The new protest law states in Article 9 that “the right to public assembly, or to procession, or to demonstration shall not entail a strike, or sit-in at the places of demonstration, disrupt security or public order, obstruct citizens’ interests or expose them to danger, prevent them from exercising their right, including the right to work, block roads or obstruct the movement of any mean of transportation or flow of traffic, or encroach upon lives or public and private properties.”

“Any law that limits the right of peaceful demonstration which Egyptians won in the 25 January and 30 June revolutions is an unjust law. Non-peaceful protests must be dealt with without laws being used to restrict them,” said Tamarod spokesperson Mohamed Abdel-Aziz.

“Three months ago President Mansour told me during a meeting that 30 June mass protests brought him to power. Now I want to remind him that had the new protest law been in effect he would have never become a president and we would have never ousted an autocrat like Morsi.”

The National Salvation Front has demanded the presidency halt issuing the new legislation to allow time for it to consult with political forces, youth movements and legal experts.

“We are against this law. It will be impossible to implement and place the government and the people in direct confrontation at a critical period,” said leading NSF member Wahid Abdel-Magid.

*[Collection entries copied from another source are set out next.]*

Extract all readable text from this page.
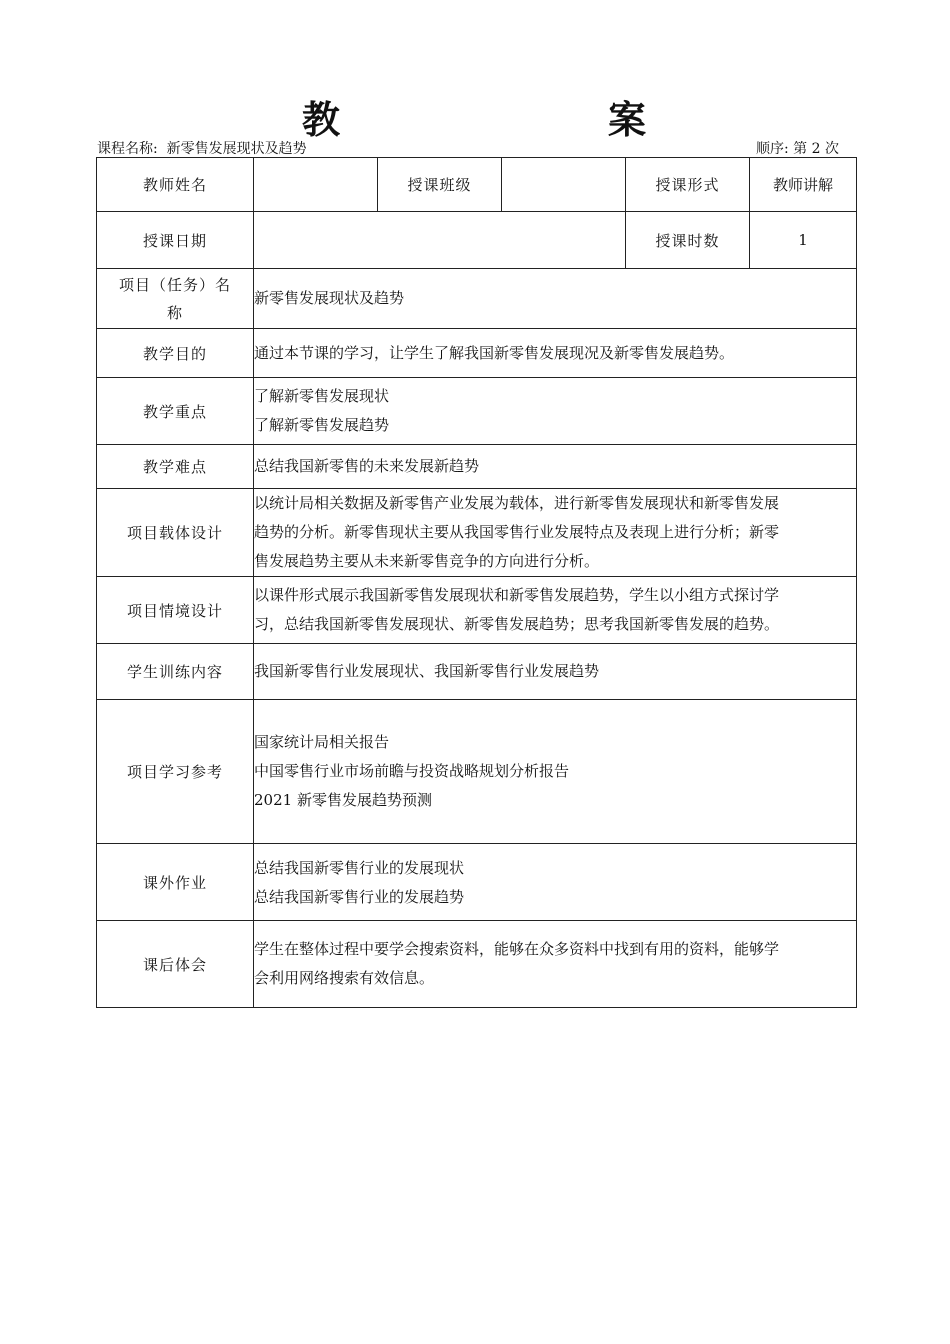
教	案
课程名称: 新零售发展现状及趋势	顺序: 第 2 次
教师姓名		授课班级		授课形式	教师讲解
授课日期				授课时数	1

项目（任务）名
称	新零售发展现状及趋势				
教学目的	通过本节课的学习，让学生了解我国新零售发展现况及新零售发展趋势。				
教学重点	了解新零售发展现状
了解新零售发展趋势				

教学难点	总结我国新零售的未来发展新趋势				
项目载体设计	以统计局相关数据及新零售产业发展为载体，进行新零售发展现状和新零售发展
趋势的分析。新零售现状主要从我国零售行业发展特点及表现上进行分析；新零
售发展趋势主要从未来新零售竞争的方向进行分析。				

项目情境设计	以课件形式展示我国新零售发展现状和新零售发展趋势，学生以小组方式探讨学
习，总结我国新零售发展现状、新零售发展趋势；思考我国新零售发展的趋势。				

学生训练内容	我国新零售行业发展现状、我国新零售行业发展趋势				
项目学习参考	国家统计局相关报告
中国零售行业市场前瞻与投资战略规划分析报告
2021 新零售发展趋势预测				

课外作业	总结我国新零售行业的发展现状
总结我国新零售行业的发展趋势				

课后体会	学生在整体过程中要学会搜索资料，能够在众多资料中找到有用的资料，能够学
会利用网络搜索有效信息。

The Egyptian Social Democratic Party has also criticised the new law as a “dangerous setback from the democratic path carved out since the 25 January 2011 Revolution”.

The statement added that rather than issuing laws which limit freedoms and restore the oppressive practices of a police state the authorities should be more concerned with reforming the security apparatus.

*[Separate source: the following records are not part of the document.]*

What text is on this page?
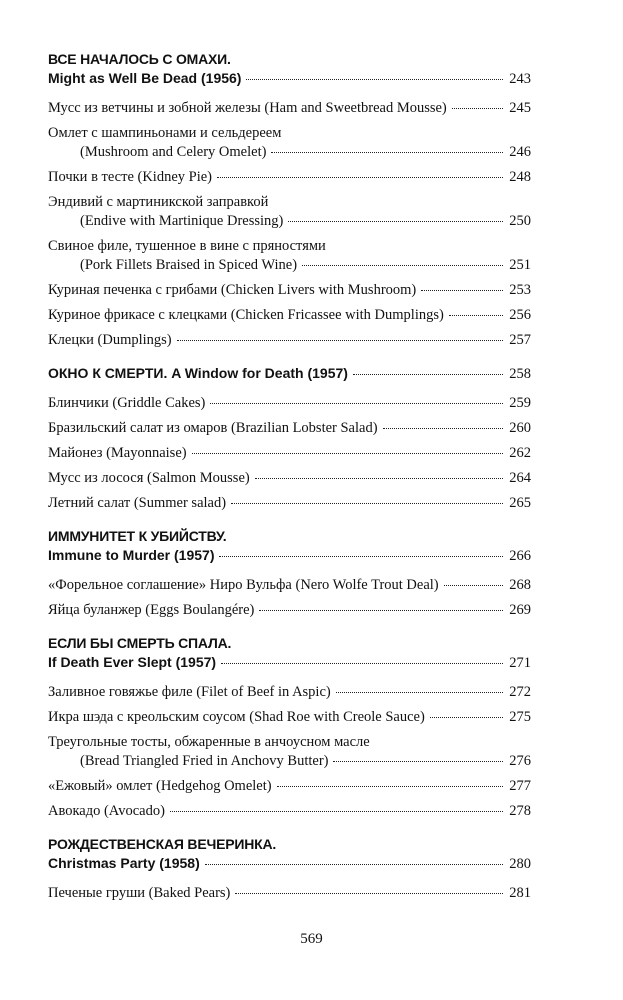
ВСЕ НАЧАЛОСЬ С ОМАХИ.
Might as Well Be Dead (1956)	243
Мусс из ветчины и зобной железы (Ham and Sweetbread Mousse)	245
Омлет с шампиньонами и сельдереем
(Mushroom and Celery Omelet)	246
Почки в тесте (Kidney Pie)	248
Эндивий с мартиникской заправкой
(Endive with Martinique Dressing)	250
Свиное филе, тушенное в вине с пряностями
(Pork Fillets Braised in Spiced Wine)	251
Куриная печенка с грибами (Chicken Livers with Mushroom)	253
Куриное фрикасе с клецками (Chicken Fricassee with Dumplings)	256
Клецки (Dumplings)	257
ОКНО К СМЕРТИ. A Window for Death (1957)	258
Блинчики (Griddle Cakes)	259
Бразильский салат из омаров (Brazilian Lobster Salad)	260
Майонез (Mayonnaise)	262
Мусс из лосося (Salmon Mousse)	264
Летний салат (Summer salad)	265
ИММУНИТЕТ К УБИЙСТВУ.
Immune to Murder (1957)	266
«Форельное соглашение» Ниро Вульфа (Nero Wolfe Trout Deal)	268
Яйца буланжер (Eggs Boulangére)	269
ЕСЛИ БЫ СМЕРТЬ СПАЛА.
If Death Ever Slept (1957)	271
Заливное говяжье филе (Filet of Beef in Aspic)	272
Икра шэда с креольским соусом (Shad Roe with Creole Sauce)	275
Треугольные тосты, обжаренные в анчоусном масле
(Bread Triangled Fried in Anchovy Butter)	276
«Ежовый» омлет (Hedgehog Omelet)	277
Авокадо (Avocado)	278
РОЖДЕСТВЕНСКАЯ ВЕЧЕРИНКА.
Christmas Party (1958)	280
Печеные груши (Baked Pears)	281
569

The Nour Party urged the interim president to open a dialogue before approving the law.

“The protest law is sensitive and dangerous. It must be preceded by dialogue. One of the most important gains of the revolution is that the Egyptian people recovered their right to peaceful assembly and freedom of expression,” the party said in a statement.

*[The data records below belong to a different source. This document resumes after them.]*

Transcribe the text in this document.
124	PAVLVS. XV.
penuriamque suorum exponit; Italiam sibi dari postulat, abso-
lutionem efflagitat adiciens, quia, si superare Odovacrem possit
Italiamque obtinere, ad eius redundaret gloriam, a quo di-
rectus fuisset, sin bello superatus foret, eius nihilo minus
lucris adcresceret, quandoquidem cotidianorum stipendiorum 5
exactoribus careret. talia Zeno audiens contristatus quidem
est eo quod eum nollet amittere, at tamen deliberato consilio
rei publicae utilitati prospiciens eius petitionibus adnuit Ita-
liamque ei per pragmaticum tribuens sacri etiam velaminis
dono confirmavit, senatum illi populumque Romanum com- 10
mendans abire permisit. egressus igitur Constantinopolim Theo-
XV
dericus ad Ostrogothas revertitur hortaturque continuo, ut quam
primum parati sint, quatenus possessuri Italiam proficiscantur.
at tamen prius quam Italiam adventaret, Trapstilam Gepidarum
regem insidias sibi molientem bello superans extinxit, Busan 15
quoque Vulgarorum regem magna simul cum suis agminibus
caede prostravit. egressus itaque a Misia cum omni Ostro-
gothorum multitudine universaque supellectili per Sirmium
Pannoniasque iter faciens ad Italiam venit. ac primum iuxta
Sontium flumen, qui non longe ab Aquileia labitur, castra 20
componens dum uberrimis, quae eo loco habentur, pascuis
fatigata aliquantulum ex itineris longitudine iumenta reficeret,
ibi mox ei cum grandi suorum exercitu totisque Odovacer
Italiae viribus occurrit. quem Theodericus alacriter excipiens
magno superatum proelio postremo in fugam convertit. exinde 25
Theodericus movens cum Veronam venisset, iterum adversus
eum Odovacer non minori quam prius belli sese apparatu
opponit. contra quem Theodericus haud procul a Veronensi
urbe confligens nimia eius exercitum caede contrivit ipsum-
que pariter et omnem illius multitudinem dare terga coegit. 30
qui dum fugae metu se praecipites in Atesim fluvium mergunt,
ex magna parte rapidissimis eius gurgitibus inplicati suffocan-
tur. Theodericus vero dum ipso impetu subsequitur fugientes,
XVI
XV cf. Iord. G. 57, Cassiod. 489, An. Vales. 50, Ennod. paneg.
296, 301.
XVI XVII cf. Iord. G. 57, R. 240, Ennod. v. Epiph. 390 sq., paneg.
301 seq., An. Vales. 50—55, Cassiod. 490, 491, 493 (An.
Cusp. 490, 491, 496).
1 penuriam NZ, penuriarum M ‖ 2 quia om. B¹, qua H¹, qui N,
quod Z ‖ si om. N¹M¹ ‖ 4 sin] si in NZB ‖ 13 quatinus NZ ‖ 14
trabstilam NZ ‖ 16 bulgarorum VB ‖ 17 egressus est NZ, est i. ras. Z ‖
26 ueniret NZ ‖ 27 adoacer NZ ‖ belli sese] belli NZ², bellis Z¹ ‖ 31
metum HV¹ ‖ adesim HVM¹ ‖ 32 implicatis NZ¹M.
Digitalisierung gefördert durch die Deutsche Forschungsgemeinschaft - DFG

Domestic and international human rights groups slammed the law. Amnesty International said the interim government was “ignoring the lessons of past crackdowns”.

“The law treats peaceful protesters like criminals and grants security forces additional powers to crush them,” said Hassiba Hadj Sahraoui, Amnesty International’s Deputy Director for the Middle East and North Africa.

The Egyptian Organisation for Human Rights Director Hafez Abu Seada accused those who drafted the law of attempting to ban protests. By criminalising sit-ins and allowing the authorities to cancel demonstrations the law, he said, violated international standards of human rights and freedom of expressions.

“The protest law is part of the same project pursued first by the Supreme Council of the Armed Forces, then Morsi, and now the interim government,” charged Gamal Eid, executive director of the Arabic Network for Human Rights Information. “We said from the very beginning that it is anti-freedom.”

“Recourse to security and police solutions will lead to more failure and worsen the political conflict in Egypt,” he warned.

But is the draft law even constitutional?

Some legal experts say in its current form it is not, and would quickly be overturned.

“The law contradicts the current interim constitutional declaration and all past Egyptian constitutions,” says legal expert Mohamed Nour Farahat.

Farahat predicts the government will not have the chance to implement the new law because of the number of lawsuits that will be filed against it.